Stating that the current system had resulted in a “postcode lottery” since managing social care budgets was handed to councils, CFW recently slammed Gwynedd for paying its staff £1,700 more a year than that the authority shells out for carers in privately-run care homes.
The authority, however, says that the setting of care fees is based on a regional methodology including land values, building costs, pay levels, number of hours and home costs.
“Coming up with a way to properly fund social care has been the challenge of our age,” Mr Kreft concluded.
“The quest for an effective and integrated health and social care system has been going on for 30 years.
“What’s clear is that the current system is broken and we need a new national approach to sort out social care funding, which is incredibly important for so many reasons, including the fact that it underpins the NHS.
“Care homes across Wales are at breaking point and unless this is resolved as a matter of urgency we are going to see homes closing which will pile even more pressure on the NHS.
“In the meantime, we are very concerned providers we are going to reach a point where vulnerable people are at risk because there are not enough staff to care for them.
“I think that’s the biggest risk currently for the sector. You can’t function without people to provide care and that potentially is a bigger danger than the virus currently.”
In response, a Welsh Government spokesperson said: “We are committed to creating a stronger, better-paid workforce in social care.

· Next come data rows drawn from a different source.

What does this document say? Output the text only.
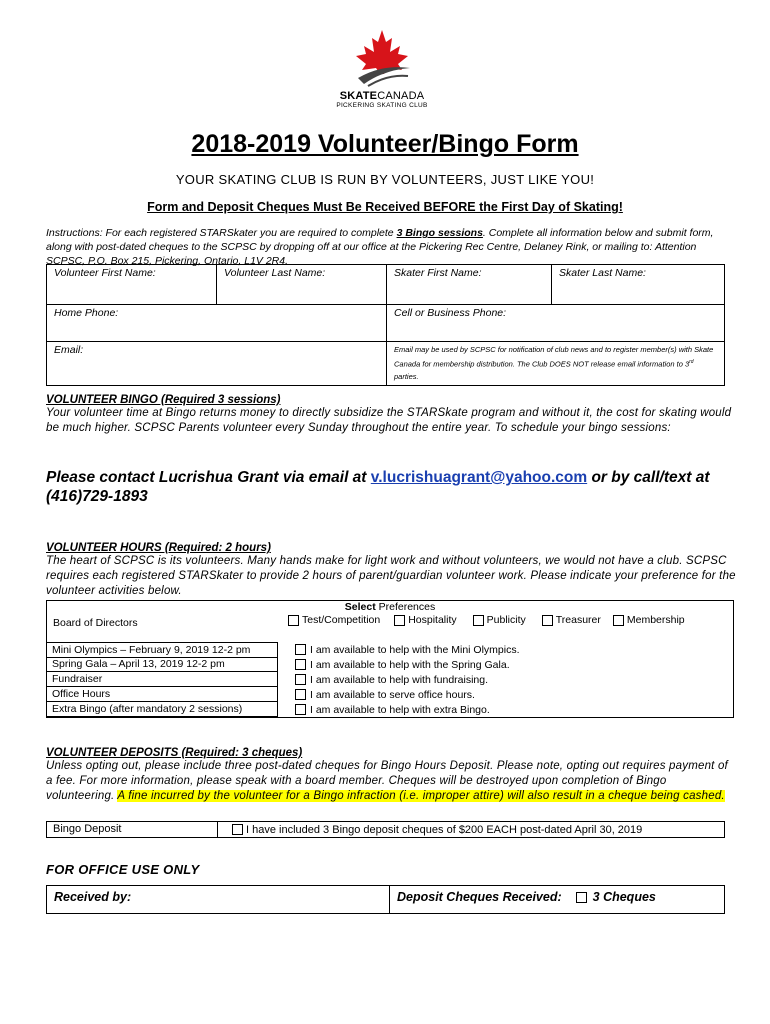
SKATECANADA
PICKERING SKATING CLUB
2018-2019 Volunteer/Bingo Form
YOUR SKATING CLUB IS RUN BY VOLUNTEERS, JUST LIKE YOU!
Form and Deposit Cheques Must Be Received BEFORE the First Day of Skating!
Instructions: For each registered STARSkater you are required to complete 3 Bingo sessions. Complete all information below and submit form, along with post-dated cheques to the SCPSC by dropping off at our office at the Pickering Rec Centre, Delaney Rink, or mailing to: Attention SCPSC, P.O. Box 215, Pickering, Ontario, L1V 2R4.
Volunteer First Name:	Volunteer Last Name:	Skater First Name:	Skater Last Name:
Home Phone:		Cell or Business Phone:	
Email:		Email may be used by SCPSC for notification of club news and to register member(s) with Skate Canada for membership distribution. The Club DOES NOT release email information to 3rd parties.	
VOLUNTEER BINGO (Required 3 sessions)
Your volunteer time at Bingo returns money to directly subsidize the STARSkate program and without it, the cost for skating would be much higher. SCPSC Parents volunteer every Sunday throughout the entire year. To schedule your bingo sessions:
Please contact Lucrishua Grant via email at v.lucrishuagrant@yahoo.com or by call/text at
(416)729-1893
VOLUNTEER HOURS (Required: 2 hours)
The heart of SCPSC is its volunteers. Many hands make for light work and without volunteers, we would not have a club. SCPSC requires each registered STARSkater to provide 2 hours of parent/guardian volunteer work. Please indicate your preference for the volunteer activities below.
Select Preferences
Board of Directors	Test/Competition	Hospitality	Publicity	Treasurer Membership
Mini Olympics – February 9, 2019 12-2 pm	I am available to help with the Mini Olympics.
Spring Gala – April 13, 2019 12-2 pm	I am available to help with the Spring Gala.
Fundraiser	I am available to help with fundraising.
Office Hours	I am available to serve office hours.
Extra Bingo (after mandatory 2 sessions)	I am available to help with extra Bingo.
VOLUNTEER DEPOSITS (Required: 3 cheques)
Unless opting out, please include three post-dated cheques for Bingo Hours Deposit. Please note, opting out requires payment of a fee. For more information, please speak with a board member. Cheques will be destroyed upon completion of Bingo volunteering. A fine incurred by the volunteer for a Bingo infraction (i.e. improper attire) will also result in a cheque being cashed.
Bingo Deposit	I have included 3 Bingo deposit cheques of $200 EACH post-dated April 30, 2019
FOR OFFICE USE ONLY
Received by:	Deposit Cheques Received: 3 Cheques
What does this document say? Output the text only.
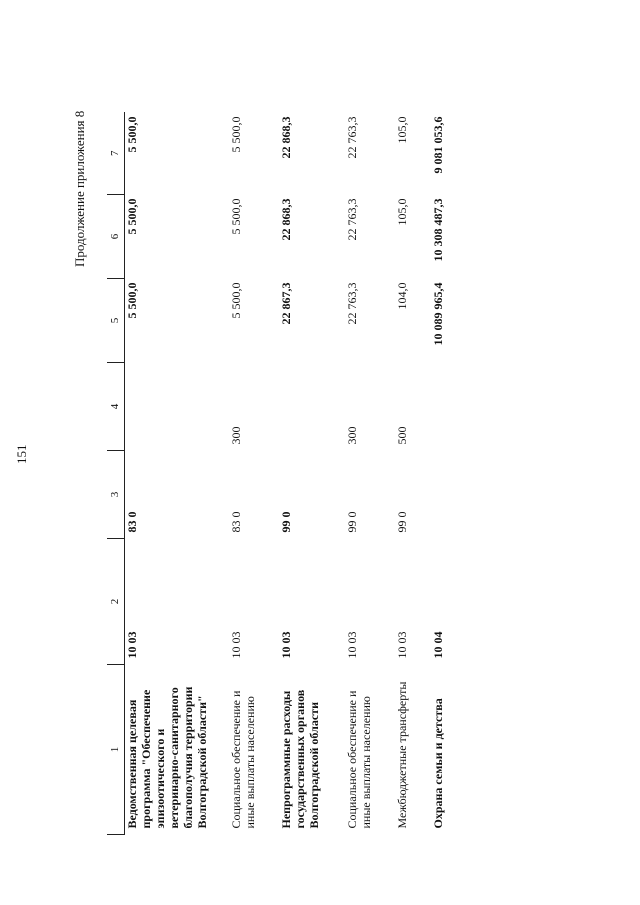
151
Продолжение приложения 8
1	2	3	4	5	6	7
Ведомственная целевая программа "Обеспечение эпизоотического и ветеринарно-санитарного благополучия территории Волгоградской области"	10 03	83 0		5 500,0	5 500,0	5 500,0
Социальное обеспечение и иные выплаты населению	10 03	83 0	300	5 500,0	5 500,0	5 500,0
Непрограммные расходы государственных органов Волгоградской области	10 03	99 0		22 867,3	22 868,3	22 868,3
Социальное обеспечение и иные выплаты населению	10 03	99 0	300	22 763,3	22 763,3	22 763,3
Межбюджетные трансферты	10 03	99 0	500	104,0	105,0	105,0
Охрана семьи и детства	10 04			10 089 965,4	10 308 487,3	9 081 053,6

“There are long standing challenges in recruitment and retention in social care, which has been made worse by the pandemic and a related increase in demand and complexity of need over the past several months.
“We have recently undertaken a national recruitment campaign which has resulted in an increase in job applications and we will be repeating this activity.
“Ministers are committed to delivering the Real Living Wage for social care workers early in this Senedd term.”
They added that with ‘Care Week’ taking place between October 11-17, there will be a focus on recruitment into the social care sector and further advertising and media activity is being planned to drive this.